La relazione annuale del Garante per la protezione dei dati personali Antonello Soro – pronunciata ieri alla Camera dei deputati – è sembrata un po’ come il Conte zio di Manzoni: «..sopire, troncare….troncare, sopire».

Vale a dire, a fronte della Grande Guerra in corso tra tutela dell’identità delle persone nell’era digitale e il «Sesto potere» della sorveglianza globale (è ancora vivo e fumante lo scontro nel congresso degli Stati uniti), la pur impegnata e seria comunicazione del responsabile dell’Autorità è sembrata dribblare gli scogli. E spuntano ancora una volta i due riflessi condizionati del tempo, dal vago sapore censorio: sull’uso delle intercettazioni telefoniche da parte dei giornalisti; sui rischi del web, veri ma da non enfatizzare in un’Italia tuttora assai arretrata per ciò che riguarda Internet e banda larga.

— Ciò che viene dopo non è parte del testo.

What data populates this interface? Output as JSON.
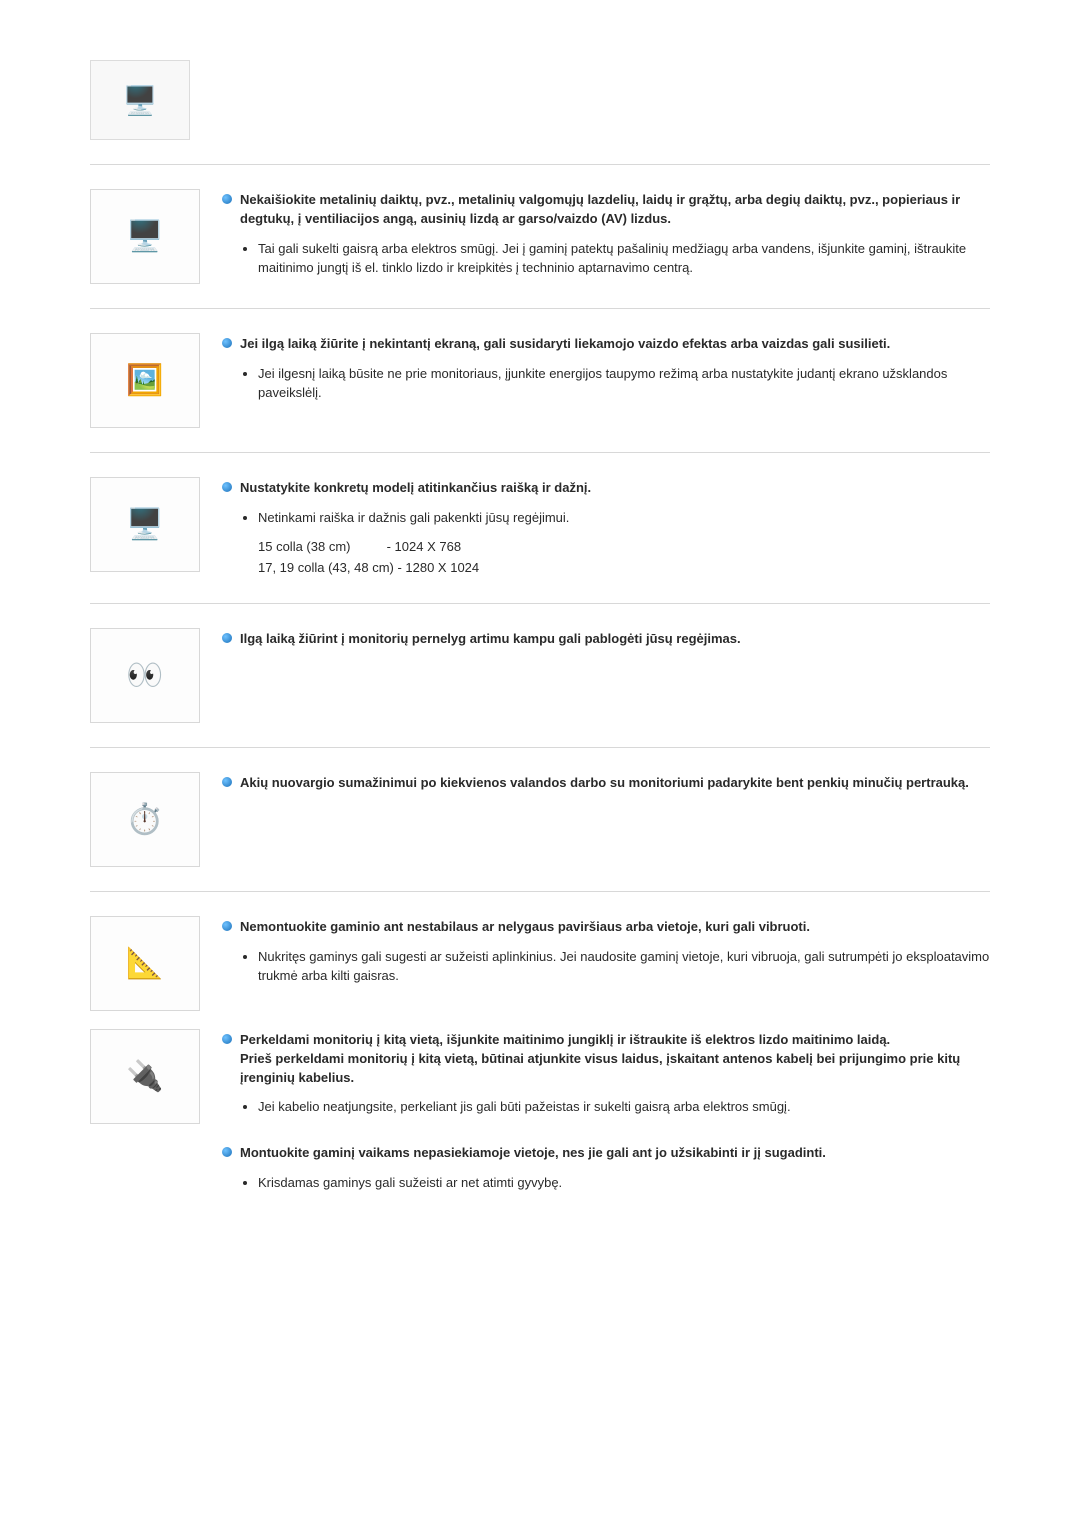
{
  "colors": {
    "text": "#2a2a2a",
    "separator": "#d8d8d8",
    "bullet_gradient_light": "#6fc2ff",
    "bullet_gradient_dark": "#1a6fb8",
    "img_border": "#d8d8d8",
    "background": "#ffffff"
  },
  "intro_icon_glyph": "🖥️",
  "items": [
    {
      "icon_glyph": "🖥️",
      "heading": "Nekaišiokite metalinių daiktų, pvz., metalinių valgomųjų lazdelių, laidų ir grąžtų, arba degių daiktų, pvz., popieriaus ir degtukų, į ventiliacijos angą, ausinių lizdą ar garso/vaizdo (AV) lizdus.",
      "details": [
        "Tai gali sukelti gaisrą arba elektros smūgį. Jei į gaminį patektų pašalinių medžiagų arba vandens, išjunkite gaminį, ištraukite maitinimo jungtį iš el. tinklo lizdo ir kreipkitės į techninio aptarnavimo centrą."
      ],
      "separator_after": true
    },
    {
      "icon_glyph": "🖼️",
      "heading": "Jei ilgą laiką žiūrite į nekintantį ekraną, gali susidaryti liekamojo vaizdo efektas arba vaizdas gali susilieti.",
      "details": [
        "Jei ilgesnį laiką būsite ne prie monitoriaus, įjunkite energijos taupymo režimą arba nustatykite judantį ekrano užsklandos paveikslėlį."
      ],
      "separator_after": true
    },
    {
      "icon_glyph": "🖥️",
      "heading": "Nustatykite konkretų modelį atitinkančius raišką ir dažnį.",
      "details": [
        "Netinkami raiška ir dažnis gali pakenkti jūsų regėjimui."
      ],
      "resolutions": {
        "line1": "15 colla (38 cm)          - 1024 X 768",
        "line2": "17, 19 colla (43, 48 cm) - 1280 X 1024"
      },
      "separator_after": true
    },
    {
      "icon_glyph": "👀",
      "heading": "Ilgą laiką žiūrint į monitorių pernelyg artimu kampu gali pablogėti jūsų regėjimas.",
      "details": [],
      "separator_after": true
    },
    {
      "icon_glyph": "⏱️",
      "heading": "Akių nuovargio sumažinimui po kiekvienos valandos darbo su monitoriumi padarykite bent penkių minučių pertrauką.",
      "details": [],
      "separator_after": true
    },
    {
      "icon_glyph": "📐",
      "heading": "Nemontuokite gaminio ant nestabilaus ar nelygaus paviršiaus arba vietoje, kuri gali vibruoti.",
      "details": [
        "Nukritęs gaminys gali sugesti ar sužeisti aplinkinius. Jei naudosite gaminį vietoje, kuri vibruoja, gali sutrumpėti jo eksploatavimo trukmė arba kilti gaisras."
      ],
      "separator_after": false
    },
    {
      "icon_glyph": "🔌",
      "heading": "Perkeldami monitorių į kitą vietą, išjunkite maitinimo jungiklį ir ištraukite iš elektros lizdo maitinimo laidą.\nPrieš perkeldami monitorių į kitą vietą, būtinai atjunkite visus laidus, įskaitant antenos kabelį bei prijungimo prie kitų įrenginių kabelius.",
      "details": [
        "Jei kabelio neatjungsite, perkeliant jis gali būti pažeistas ir sukelti gaisrą arba elektros smūgį."
      ],
      "separator_after": false
    },
    {
      "no_image": true,
      "heading": "Montuokite gaminį vaikams nepasiekiamoje vietoje, nes jie gali ant jo užsikabinti ir jį sugadinti.",
      "details": [
        "Krisdamas gaminys gali sužeisti ar net atimti gyvybę."
      ],
      "separator_after": false
    }
  ]
}
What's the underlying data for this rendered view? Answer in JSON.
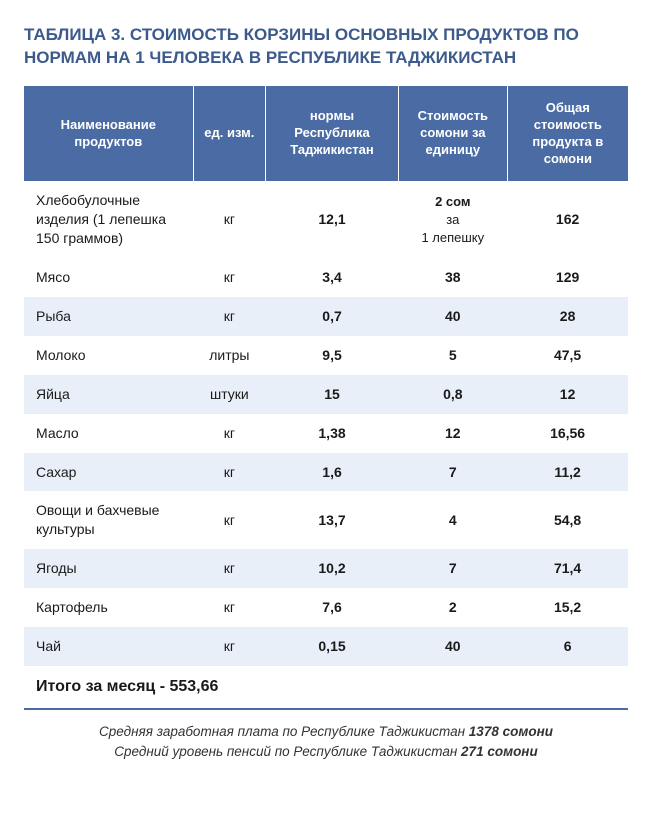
{
  "title": "ТАБЛИЦА 3. СТОИМОСТЬ КОРЗИНЫ ОСНОВНЫХ ПРОДУКТОВ ПО НОРМАМ НА 1 ЧЕЛОВЕКА В РЕСПУБЛИКЕ ТАДЖИКИСТАН",
  "columns": [
    "Наименование продуктов",
    "ед. изм.",
    "нормы Республика Таджикистан",
    "Стоимость сомони за единицу",
    "Общая стоимость продукта в сомони"
  ],
  "rows": [
    {
      "name": "Хлебобулочные изделия (1 лепешка 150 граммов)",
      "unit": "кг",
      "norm": "12,1",
      "price_main": "2 сом",
      "price_sub1": "за",
      "price_sub2": "1 лепешку",
      "total": "162",
      "alt": false,
      "multiline_price": true
    },
    {
      "name": "Мясо",
      "unit": "кг",
      "norm": "3,4",
      "price": "38",
      "total": "129",
      "alt": false
    },
    {
      "name": "Рыба",
      "unit": "кг",
      "norm": "0,7",
      "price": "40",
      "total": "28",
      "alt": true
    },
    {
      "name": "Молоко",
      "unit": "литры",
      "norm": "9,5",
      "price": "5",
      "total": "47,5",
      "alt": false
    },
    {
      "name": "Яйца",
      "unit": "штуки",
      "norm": "15",
      "price": "0,8",
      "total": "12",
      "alt": true
    },
    {
      "name": "Масло",
      "unit": "кг",
      "norm": "1,38",
      "price": "12",
      "total": "16,56",
      "alt": false
    },
    {
      "name": "Сахар",
      "unit": "кг",
      "norm": "1,6",
      "price": "7",
      "total": "11,2",
      "alt": true
    },
    {
      "name": "Овощи и бахчевые культуры",
      "unit": "кг",
      "norm": "13,7",
      "price": "4",
      "total": "54,8",
      "alt": false
    },
    {
      "name": "Ягоды",
      "unit": "кг",
      "norm": "10,2",
      "price": "7",
      "total": "71,4",
      "alt": true
    },
    {
      "name": "Картофель",
      "unit": "кг",
      "norm": "7,6",
      "price": "2",
      "total": "15,2",
      "alt": false
    },
    {
      "name": "Чай",
      "unit": "кг",
      "norm": "0,15",
      "price": "40",
      "total": "6",
      "alt": true
    }
  ],
  "total_label": "Итого за месяц - 553,66",
  "footer": {
    "line1_a": "Средняя заработная плата по Республике Таджикистан ",
    "line1_b": "1378 сомони",
    "line2_a": "Средний уровень пенсий по Республике Таджикистан ",
    "line2_b": "271 сомони"
  },
  "style": {
    "header_bg": "#4a6ba3",
    "header_fg": "#ffffff",
    "alt_row_bg": "#e8eff8",
    "title_color": "#3d5a8c",
    "border_bottom": "#4a6ba3"
  }
}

Comunque, pur nella prudenza, un freno è stato messo all’inquietante iniziativa del governo sul controllo a distanza dei lavoratori. Si tratta dell’articolo 23 del decreto sulle Semplificazioni, attuativo del tristemente famoso «Jobs Act». E sì, perché non sono tutelati da nessun vincolo gli «strumenti utilizzati dal lavoratore per rendere la prestazione lavorativa…».

Stiamo parlando di tablet, telefoni cellulari, iPad, e così via. Ecco, allora, che il «sesto potere- grande fratello» si dispiega con ben altra intrusività rispetto alle telecamere nelle strade o alle strisciate delle carte di credito.

Lo Statuto del 1970 è ulteriormente amputato, venendo meno ogni salvaguardia delle squisite prerogative della persona che lavora. Che c’entri tutto questo con la disciplina o la sicurezza non è dato sapere, essendovi una normativa piuttosto stringente su tali temi.

Ma non è qui il punto. «Sorvegliare e punire» scriveva Foucault (1975); la sorveglianza è una dimensione-chiave del mondo moderno, aggiungono Bauman e Lyon (2013). Insomma, il decreto in questione è un altro strumento preventivo, una diminuzione delle libertà, una cinica grida coercitiva.

Non è esagerato pensarlo, visto che il «Jobs Act» sdogana la parola «licenziamento». Tra l’altro, persino il testo-base parla molto genericamente – art.1, comma 7, lettera e – di disciplina dei controlli a distanza «tenendo conto dell’evoluzione tecnologica». Pare evidente un eccesso nella delega, da stigmatizzare con nettezza. Ecco, è legittimo attendersi dal Garante una segnalazione formale al parlamento, di fronte ad un articolato che della privacy si fa davvero un baffo.

Attenzione. Il rischio sta diventando generale e non si limiterà al mondo del lavoro. Quest’ultimo è messo platealmente nel mirino, in quanto nelle sottoculture dominanti conta poco e va svalorizzato. E’ la vecchia linea confindustriale che – purtroppo – trova la sua epifania proprio con l’attuale compagine governativa. Altre categorie seguiranno, visto che la sorveglianza capillare e intrusiva è un «cult» del «mainstream» odierno. Del resto, la mancanza di egemonia e di visione strategica si tramuta nell’esasperazione del controllo.

Un nuovo, aggiornato fattore K, che non sta per comunista, bensì per dissenso o pensiero critico. Importante la mobilitazione avviata dalla Cgil, che chiede una profonda modifica del decreto. E’ bene che cresca in queste ore l’iniziativa, a cominciare dalle commissioni competenti di Camera e Senato. Quel comma va cancellato.

Un chiarimento, se necessario. Nell’era digitale pubblico e privato sconfinano a vicenda. E separare in maniera manichea le due sfere è pressoché impossibile. O che se ne fa – chi lavora – di tecnologie a rischio?